Trotzdem sei das Gedicht an der Fassade nicht besonders gern gesehen, schrieb der Asta der Hochschule im Frühjahr 2016 in einem offenen Brief : Das Gedicht wiederhole das patriarchale Muster "Mann guckt Frau als Muse an und wird dadurch schöpferisch tätig", außerdem erinnere der Text an die sexuelle Belästigung, die für Frauen Alltag sei - auch an der Uni: Die U-Bahn-Station und der Platz neben der Hochschule seien Orte, an denen Frauen sich oft unwohl fühlten, und das Gedicht wirke somit "wie eine Farce und eine Erinnerung daran, dass objektivierende und potentiell übergriffige und sexualisierende Blicke überall sein können". Nun läuft bis Mitte Oktober eine Ausschreibung, aufgrund derer Vorschläge eingereicht werden können, was mit der Fassade geschehen soll: "avenidas" abnehmen, erweitern, stehen lassen, oder ganz anders.
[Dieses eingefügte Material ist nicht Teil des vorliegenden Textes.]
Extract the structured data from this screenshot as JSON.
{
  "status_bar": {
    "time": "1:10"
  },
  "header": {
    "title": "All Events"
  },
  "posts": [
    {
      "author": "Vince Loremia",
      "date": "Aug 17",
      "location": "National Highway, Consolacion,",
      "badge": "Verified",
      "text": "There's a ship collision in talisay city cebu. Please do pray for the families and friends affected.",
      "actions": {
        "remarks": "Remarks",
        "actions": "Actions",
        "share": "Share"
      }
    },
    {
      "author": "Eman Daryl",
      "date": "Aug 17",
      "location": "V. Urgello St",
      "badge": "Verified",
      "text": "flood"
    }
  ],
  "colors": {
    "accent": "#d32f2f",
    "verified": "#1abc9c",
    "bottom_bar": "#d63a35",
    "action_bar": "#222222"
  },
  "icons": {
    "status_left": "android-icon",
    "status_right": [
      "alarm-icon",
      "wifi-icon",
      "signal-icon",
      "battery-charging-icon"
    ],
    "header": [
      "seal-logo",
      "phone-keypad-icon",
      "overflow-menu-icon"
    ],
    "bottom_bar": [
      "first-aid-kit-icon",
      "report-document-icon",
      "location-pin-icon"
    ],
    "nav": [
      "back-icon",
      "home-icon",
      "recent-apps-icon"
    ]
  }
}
Vom Dichter, der inzwischen 92 Jahre alt ist, ist kein öffentliches Statement bekannt, nur seine Tochter Nora-Eugenie Gomringer - auch Dichterin - erklärte auf Facebook  und in der "Welt" , dass die Sexismusvorwürfe albern seien, und versuchte eine Rettung per Gedichtanalyse: Der "Bewunderer" sei kein Macho oder Beherrscher, sondern einfach Teil einer Szene. Es bedürfe nur des Wortes "und", um Menschen zu verbinden, und dieses "und" wünsche sie auch allen Beteiligten.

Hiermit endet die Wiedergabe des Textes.